Soybean acreage in the U.S. is expected to jump by 17.5% to 74.8 million acres, up from 63.6 million acres in 2007.
In Iowa, farmers are expected to plant 13.2 million acres of corn this spring, down 7% (or 1 million acres) from last year. Iowa is expected to plant 9.8 million acres of soybeans, up 14.6% from 8.6 million acres planted in 2007.
In Missouri, farmers are expected to plant 3.1 million acres of corn this year, down from 3.45 million a year ago. But they will plant 5.2 million acres of soybeans, up from 4.6 million a year ago.
There are many reasons for corn's price spike. Growing populations, a weak dollar, and high energy costs are all forces at work. But only one cause for higher prices is actually furnished by the U.S. government: The production of ethanol fuel.
Ethanol Fuels Corn's Price Jump
American farmers account for about 42% of the world's corn production, and the fact that corn comes from the Midwest rather than the Mideast makes it a very popular alternative energy candidate.
So popular in fact that mandates for renewable fuels, chiefly ethanol derived from corn, have steamrolled through Washington.
The 2005 energy bill contained the first-ever requirement - known as the Renewable Fuel Standard (RFS) - that alternative fuels be mixed into the nation's gasoline supply.

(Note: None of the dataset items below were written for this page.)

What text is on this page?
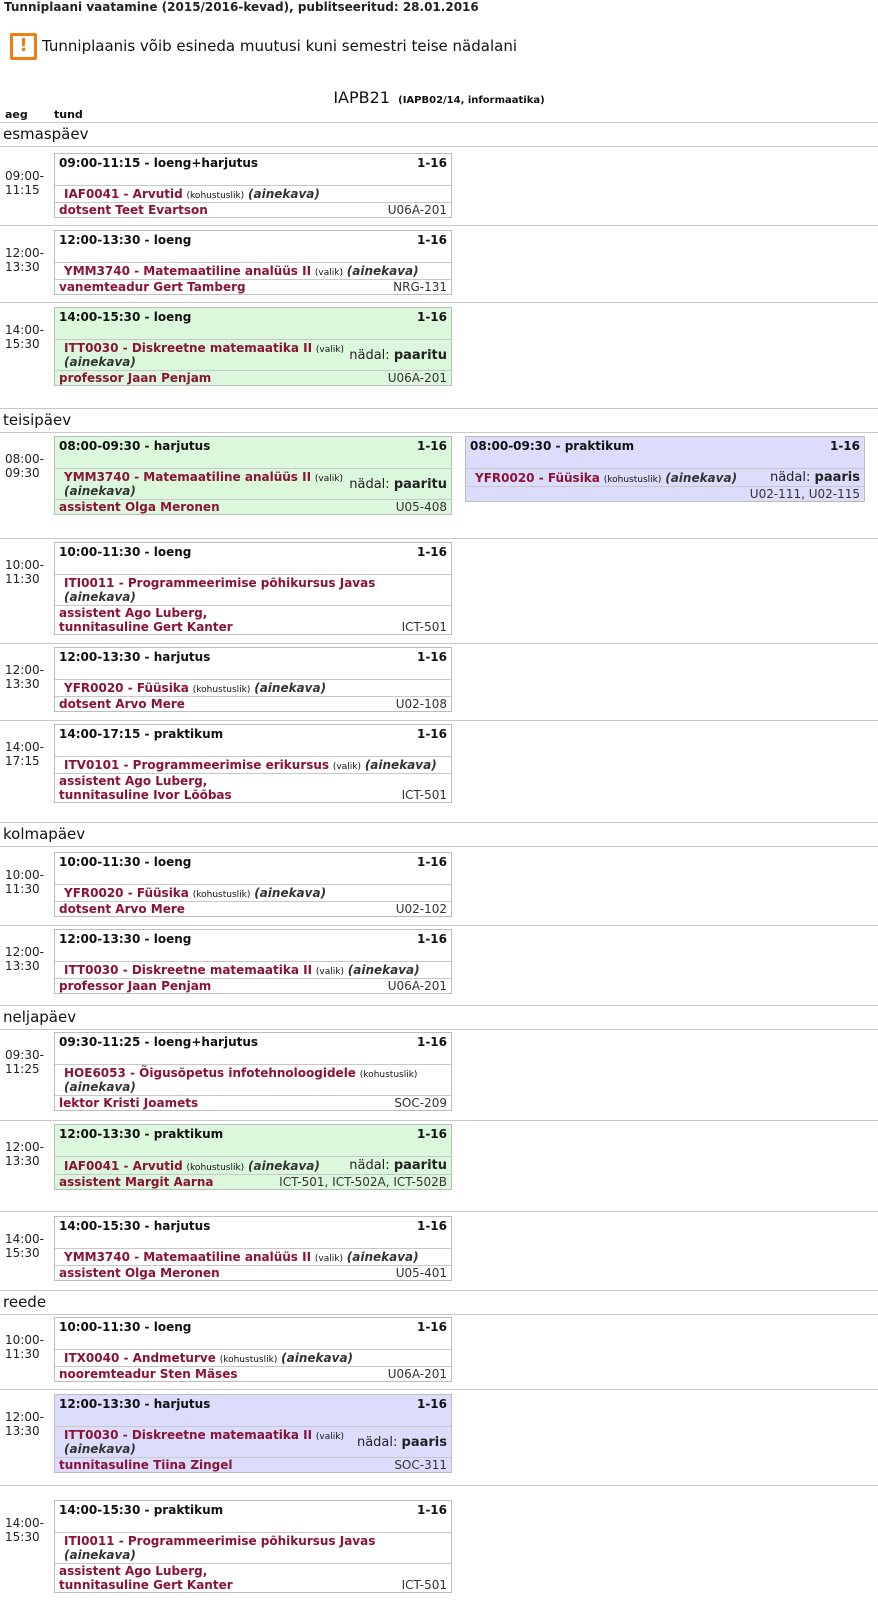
Tunniplaani vaatamine (2015/2016-kevad), publitseeritud: 28.01.2016
! Tunniplaanis võib esineda muutusi kuni semestri teise nädalani
IAPB21 (IAPB02/14, informaatika)
aeg tund
esmaspäev
09:00-
11:15
09:00-11:15 - loeng+harjutus	1-16
IAF0041 - Arvutid (kohustuslik) (ainekava)
dotsent Teet Evartson	U06A-201
12:00-
13:30
12:00-13:30 - loeng	1-16
YMM3740 - Matemaatiline analüüs II (valik) (ainekava)
vanemteadur Gert Tamberg	NRG-131
14:00-
15:30
14:00-15:30 - loeng	1-16
ITT0030 - Diskreetne matemaatika II (valik) (ainekava)	nädal: paaritu
professor Jaan Penjam	U06A-201
teisipäev
08:00-
09:30
08:00-09:30 - harjutus	1-16
YMM3740 - Matemaatiline analüüs II (valik) (ainekava)	nädal: paaritu
assistent Olga Meronen	U05-408
08:00-09:30 - praktikum	1-16
YFR0020 - Füüsika (kohustuslik) (ainekava)	nädal: paaris
U02-111, U02-115
10:00-
11:30
10:00-11:30 - loeng	1-16
ITI0011 - Programmeerimise põhikursus Javas (ainekava)
assistent Ago Luberg,
tunnitasuline Gert Kanter	ICT-501
12:00-
13:30
12:00-13:30 - harjutus	1-16
YFR0020 - Füüsika (kohustuslik) (ainekava)
dotsent Arvo Mere	U02-108
14:00-
17:15
14:00-17:15 - praktikum	1-16
ITV0101 - Programmeerimise erikursus (valik) (ainekava)
assistent Ago Luberg,
tunnitasuline Ivor Lõõbas	ICT-501
kolmapäev
10:00-
11:30
10:00-11:30 - loeng	1-16
YFR0020 - Füüsika (kohustuslik) (ainekava)
dotsent Arvo Mere	U02-102
12:00-
13:30
12:00-13:30 - loeng	1-16
ITT0030 - Diskreetne matemaatika II (valik) (ainekava)
professor Jaan Penjam	U06A-201
neljapäev
09:30-
11:25
09:30-11:25 - loeng+harjutus	1-16
HOE6053 - Õigusõpetus infotehnoloogidele (kohustuslik) (ainekava)
lektor Kristi Joamets	SOC-209
12:00-
13:30
12:00-13:30 - praktikum	1-16
IAF0041 - Arvutid (kohustuslik) (ainekava) nädal: paaritu
assistent Margit Aarna	ICT-501, ICT-502A, ICT-502B
14:00-
15:30
14:00-15:30 - harjutus	1-16
YMM3740 - Matemaatiline analüüs II (valik) (ainekava)
assistent Olga Meronen	U05-401
reede
10:00-
11:30
10:00-11:30 - loeng	1-16
ITX0040 - Andmeturve (kohustuslik) (ainekava)
nooremteadur Sten Mäses	U06A-201
12:00-
13:30
12:00-13:30 - harjutus	1-16
ITT0030 - Diskreetne matemaatika II (valik) (ainekava)	nädal: paaris
tunnitasuline Tiina Zingel	SOC-311
14:00-
15:30
14:00-15:30 - praktikum	1-16
ITI0011 - Programmeerimise põhikursus Javas (ainekava)
assistent Ago Luberg,
tunnitasuline Gert Kanter	ICT-501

The original bill required the United States to incorporate 7 billion gallons of renewable fuels into its supply by 2012. Last year, the act was amended to require fuel producers to use at least 36 billion gallons of biofuel by 2022. In order to bring about this five-fold increase, the act also increased funding for bioenergy research and technology.
As a result of legislation such as this, the number of ethanol plants in the United States has increased 134, up from 50 in 1999, according to the Renewable Fuels Association. Ethanol is expected to soon absorb 30% of the nation's domestic corn production.
While the mandate was intended to decrease our nation's dependency on foreign sources and protect the environment, the ethanol movement has had some negative consequences.
A recent study from Purdue University puts the added food cost from the renewable mandate at $15 billion in 2007 - about $130 per household. And that was from ethanol usage at a fraction of what will be required in the years ahead.
Higher prices also affect meat producers and dairy farmers who rely heavily on corn to feed livestock. Pilgrim's Pride Corp. (PPC), the nation's largest chicken producer, that it was closing a North Carolina chicken processing plant, and six of 13 U.S. distribution centers, due to the jump in feed costs.
The American Meat Institute (AMI) has joined dairy, egg and turkey lobbyists to fight any increase in ethanol mandates that could divert yet more feed into fuel refineries. In fact, AMI spokeswoman Janet Riley said the group is "absolutely" opposed to more ethanol mandates and will continue to lobby against them.
Regardless of the stands being taken against ethanol, the alternative fuel still carries heavy support in Washington where gaining independence from foreign oil and supporting of the American agricultural industry are big talking points.
Morgan Stanley (MS), the second-biggest U.S. securities firm, has already raised its price forecasts for corn and soybeans by 20% on higher demand for food and ethanol.
"Aggressive and politically driven fuel-ethanol targets, and the need to increase acreage outside the U.S. to satisfy growing developing-world demand, will likely lend continued long-term support" to agricultural prices, said Morgan Stanley research analyst Hussein Allidina.
On average, food prices increase about 2.5% each year. This year, according to federal data, the overall cost of food is predicted to jump 3% to 4%. But as long as prices for soybeans, wheat and especially corn continue to rise, steeper increases will likely follow.
"There's a way out of this with fewer acres, and that's just have a bumper crop," Ed Usset, a grain marketing specialist at the University of Minnesota told the Star Tibune. "That's a hell of a thing to just bet on."